I read about Summer at Tiffany on a couple of other blogs and I was interested immediately. I love all things New York City and have been more and more interested in the decades of the 1940s and 1950s. It was a cute memoir and I was immediately taken to New York City during World War II. I give it a B.
New York City, 1945. Marjorie Jacobson and her best friend, Marty Garrett, arrive fresh from the Kappa house at the University of Iowa hoping to find summer positions as shopgirls. Turned away from the top department stores, they miraculously find jobs as pages at Tiffany & Co., becoming the first women to ever work on the sales floor, a diamond-filled day job replete with Tiffany-blue shirtwaist dresses from Bonwit Teller's—and the envy of all their friends.
Looking back on that magical time in her life, Marjorie takes us back to when she and Marty rubbed elbows with the rich and famous, pinched pennies to eat at the Automat, experienced nightlife at La Martinique, and danced away their weekends with dashing midshipmen. Between being dazzled by Judy Garland's honeymoon visit to Tiffany, celebrating VJ Day in Times Square, and mingling with CafÉ society, she fell in love, learned unforgettable lessons, made important decisions that would change her future, and created the remarkable memories she now shares with all of us.

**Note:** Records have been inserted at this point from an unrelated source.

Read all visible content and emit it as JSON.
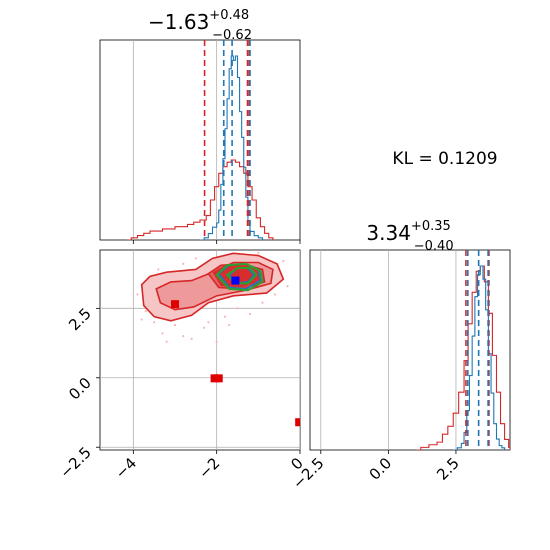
{
  "chart_data": {
    "type": "corner",
    "panels": [
      {
        "id": "param1_hist",
        "kind": "histogram",
        "title": {
          "value": "−1.63",
          "plus": "+0.48",
          "minus": "−0.62"
        },
        "xlim": [
          -4.8,
          0.0
        ],
        "grid": true,
        "blue_step": [
          [
            -2.4,
            0
          ],
          [
            -2.3,
            1
          ],
          [
            -2.2,
            3
          ],
          [
            -2.1,
            6
          ],
          [
            -2.0,
            8
          ],
          [
            -1.95,
            14
          ],
          [
            -1.9,
            26
          ],
          [
            -1.85,
            38
          ],
          [
            -1.8,
            52
          ],
          [
            -1.75,
            66
          ],
          [
            -1.7,
            80
          ],
          [
            -1.65,
            86
          ],
          [
            -1.6,
            84
          ],
          [
            -1.55,
            86
          ],
          [
            -1.5,
            76
          ],
          [
            -1.45,
            60
          ],
          [
            -1.4,
            48
          ],
          [
            -1.35,
            34
          ],
          [
            -1.3,
            20
          ],
          [
            -1.25,
            9
          ],
          [
            -1.2,
            4
          ],
          [
            -1.1,
            2
          ],
          [
            -1.0,
            1
          ],
          [
            -0.9,
            0
          ]
        ],
        "red_step": [
          [
            -4.15,
            0
          ],
          [
            -4.05,
            1
          ],
          [
            -3.9,
            2
          ],
          [
            -3.75,
            3
          ],
          [
            -3.6,
            4
          ],
          [
            -3.45,
            4
          ],
          [
            -3.3,
            5
          ],
          [
            -3.15,
            5
          ],
          [
            -3.0,
            6
          ],
          [
            -2.85,
            6
          ],
          [
            -2.7,
            7
          ],
          [
            -2.55,
            8
          ],
          [
            -2.4,
            9
          ],
          [
            -2.25,
            11
          ],
          [
            -2.15,
            18
          ],
          [
            -2.05,
            24
          ],
          [
            -1.95,
            30
          ],
          [
            -1.85,
            33
          ],
          [
            -1.75,
            35
          ],
          [
            -1.65,
            36
          ],
          [
            -1.55,
            35
          ],
          [
            -1.45,
            33
          ],
          [
            -1.35,
            30
          ],
          [
            -1.25,
            24
          ],
          [
            -1.15,
            18
          ],
          [
            -1.05,
            10
          ],
          [
            -0.95,
            6
          ],
          [
            -0.85,
            3
          ],
          [
            -0.75,
            1
          ],
          [
            -0.65,
            0
          ]
        ],
        "vlines_red": [
          -2.29,
          -1.26,
          -1.22
        ],
        "vlines_blue": [
          -1.83,
          -1.63,
          -1.2
        ]
      },
      {
        "id": "param2_hist",
        "kind": "histogram",
        "title": {
          "value": "3.34",
          "plus": "+0.35",
          "minus": "−0.40"
        },
        "xlim": [
          -2.9,
          4.5
        ],
        "xticks": [
          -2.5,
          0.0,
          2.5
        ],
        "xtick_labels": [
          "−2.5",
          "0.0",
          "2.5"
        ],
        "grid": true,
        "blue_step": [
          [
            2.4,
            0
          ],
          [
            2.55,
            1
          ],
          [
            2.7,
            3
          ],
          [
            2.8,
            8
          ],
          [
            2.9,
            18
          ],
          [
            3.0,
            34
          ],
          [
            3.1,
            52
          ],
          [
            3.2,
            70
          ],
          [
            3.3,
            80
          ],
          [
            3.4,
            84
          ],
          [
            3.5,
            78
          ],
          [
            3.6,
            64
          ],
          [
            3.7,
            44
          ],
          [
            3.8,
            26
          ],
          [
            3.9,
            12
          ],
          [
            4.0,
            5
          ],
          [
            4.1,
            2
          ],
          [
            4.2,
            1
          ],
          [
            4.3,
            0
          ]
        ],
        "red_step": [
          [
            1.0,
            0
          ],
          [
            1.2,
            1
          ],
          [
            1.5,
            2
          ],
          [
            1.8,
            3
          ],
          [
            2.0,
            6
          ],
          [
            2.2,
            9
          ],
          [
            2.4,
            14
          ],
          [
            2.6,
            22
          ],
          [
            2.8,
            34
          ],
          [
            2.95,
            48
          ],
          [
            3.1,
            60
          ],
          [
            3.25,
            68
          ],
          [
            3.4,
            70
          ],
          [
            3.55,
            64
          ],
          [
            3.7,
            52
          ],
          [
            3.85,
            36
          ],
          [
            4.0,
            22
          ],
          [
            4.15,
            10
          ],
          [
            4.3,
            4
          ],
          [
            4.45,
            1
          ],
          [
            4.5,
            0
          ]
        ],
        "vlines_red": [
          2.87,
          3.7,
          3.72
        ],
        "vlines_blue": [
          2.94,
          3.34,
          3.69
        ]
      },
      {
        "id": "param1_vs_param2",
        "kind": "2d_contour",
        "xlim": [
          -4.8,
          0.0
        ],
        "ylim": [
          -2.6,
          4.6
        ],
        "xticks": [
          -4,
          -2,
          0
        ],
        "xtick_labels": [
          "−4",
          "−2",
          "0"
        ],
        "yticks": [
          -2.5,
          0.0,
          2.5
        ],
        "ytick_labels": [
          "−2.5",
          "0.0",
          "2.5"
        ],
        "grid": true,
        "red_contours": [
          [
            [
              -3.8,
              3.35
            ],
            [
              -3.6,
              3.65
            ],
            [
              -3.2,
              3.8
            ],
            [
              -2.5,
              3.9
            ],
            [
              -2.1,
              4.3
            ],
            [
              -1.6,
              4.48
            ],
            [
              -1.0,
              4.4
            ],
            [
              -0.55,
              4.1
            ],
            [
              -0.4,
              3.55
            ],
            [
              -0.8,
              3.05
            ],
            [
              -1.6,
              2.95
            ],
            [
              -2.2,
              2.7
            ],
            [
              -2.6,
              2.25
            ],
            [
              -3.1,
              2.05
            ],
            [
              -3.5,
              2.2
            ],
            [
              -3.75,
              2.6
            ],
            [
              -3.8,
              3.35
            ]
          ],
          [
            [
              -3.45,
              3.2
            ],
            [
              -3.1,
              3.45
            ],
            [
              -2.6,
              3.5
            ],
            [
              -2.1,
              3.8
            ],
            [
              -1.6,
              4.15
            ],
            [
              -1.0,
              4.15
            ],
            [
              -0.65,
              3.9
            ],
            [
              -0.7,
              3.4
            ],
            [
              -1.3,
              3.15
            ],
            [
              -2.0,
              2.95
            ],
            [
              -2.55,
              2.55
            ],
            [
              -3.0,
              2.45
            ],
            [
              -3.35,
              2.7
            ],
            [
              -3.45,
              3.2
            ]
          ],
          [
            [
              -2.2,
              3.75
            ],
            [
              -1.9,
              4.05
            ],
            [
              -1.4,
              4.1
            ],
            [
              -0.9,
              3.9
            ],
            [
              -0.85,
              3.45
            ],
            [
              -1.4,
              3.2
            ],
            [
              -1.95,
              3.25
            ],
            [
              -2.2,
              3.75
            ]
          ]
        ],
        "red_fill": [
          [
            -2.1,
            3.8
          ],
          [
            -1.8,
            4.05
          ],
          [
            -1.3,
            4.05
          ],
          [
            -0.95,
            3.85
          ],
          [
            -0.95,
            3.45
          ],
          [
            -1.4,
            3.25
          ],
          [
            -1.9,
            3.3
          ],
          [
            -2.1,
            3.8
          ]
        ],
        "blue_contours": [
          [
            [
              -1.95,
              3.75
            ],
            [
              -1.7,
              4.05
            ],
            [
              -1.3,
              4.1
            ],
            [
              -1.0,
              3.9
            ],
            [
              -0.95,
              3.5
            ],
            [
              -1.3,
              3.2
            ],
            [
              -1.7,
              3.25
            ],
            [
              -1.95,
              3.75
            ]
          ],
          [
            [
              -1.7,
              3.7
            ],
            [
              -1.5,
              3.95
            ],
            [
              -1.25,
              3.95
            ],
            [
              -1.1,
              3.7
            ],
            [
              -1.25,
              3.45
            ],
            [
              -1.55,
              3.4
            ],
            [
              -1.7,
              3.7
            ]
          ]
        ],
        "green_contours": [
          [
            [
              -2.0,
              3.7
            ],
            [
              -1.75,
              4.05
            ],
            [
              -1.3,
              4.1
            ],
            [
              -0.95,
              3.85
            ],
            [
              -0.9,
              3.45
            ],
            [
              -1.25,
              3.15
            ],
            [
              -1.7,
              3.2
            ],
            [
              -2.0,
              3.7
            ]
          ],
          [
            [
              -1.75,
              3.7
            ],
            [
              -1.5,
              3.95
            ],
            [
              -1.2,
              3.95
            ],
            [
              -1.05,
              3.7
            ],
            [
              -1.25,
              3.4
            ],
            [
              -1.55,
              3.4
            ],
            [
              -1.75,
              3.7
            ]
          ]
        ],
        "red_markers": [
          {
            "x": -3.0,
            "y": 2.65
          },
          {
            "x": -2.05,
            "y": -0.02
          },
          {
            "x": -1.95,
            "y": -0.02
          },
          {
            "x": -0.02,
            "y": -1.6
          }
        ],
        "blue_marker": {
          "x": -1.55,
          "y": 3.5
        },
        "scatter": [
          [
            -3.9,
            3.0
          ],
          [
            -3.7,
            2.4
          ],
          [
            -3.5,
            2.0
          ],
          [
            -3.3,
            1.6
          ],
          [
            -3.0,
            1.9
          ],
          [
            -2.8,
            1.5
          ],
          [
            -2.6,
            1.4
          ],
          [
            -2.3,
            1.8
          ],
          [
            -2.0,
            1.3
          ],
          [
            -1.8,
            2.2
          ],
          [
            -1.5,
            2.5
          ],
          [
            -1.2,
            2.3
          ],
          [
            -0.9,
            2.7
          ],
          [
            -0.6,
            3.0
          ],
          [
            -0.3,
            3.3
          ],
          [
            -2.5,
            4.3
          ],
          [
            -2.8,
            4.1
          ],
          [
            -3.4,
            3.9
          ],
          [
            -1.0,
            4.5
          ],
          [
            -0.4,
            4.2
          ],
          [
            -3.8,
            2.1
          ],
          [
            -2.2,
            2.0
          ],
          [
            -1.7,
            1.9
          ],
          [
            -3.2,
            1.3
          ]
        ]
      }
    ],
    "annotation": {
      "label": "KL = 0.1209"
    }
  }
}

This was a charming story and I loved the way it showed how everyone had to deal with the war, focusing on women. It was interesting to learn how things were rationed and why women were suddenly taking positions that men had only held before. I loved the inside peek of Tiffany and the old glamourous New York City and picturing places she was describing when I have been there 50-60 years later. This is a cute, short book and one perfect for mothers and grandmothers and those who are interested in learning about old New York.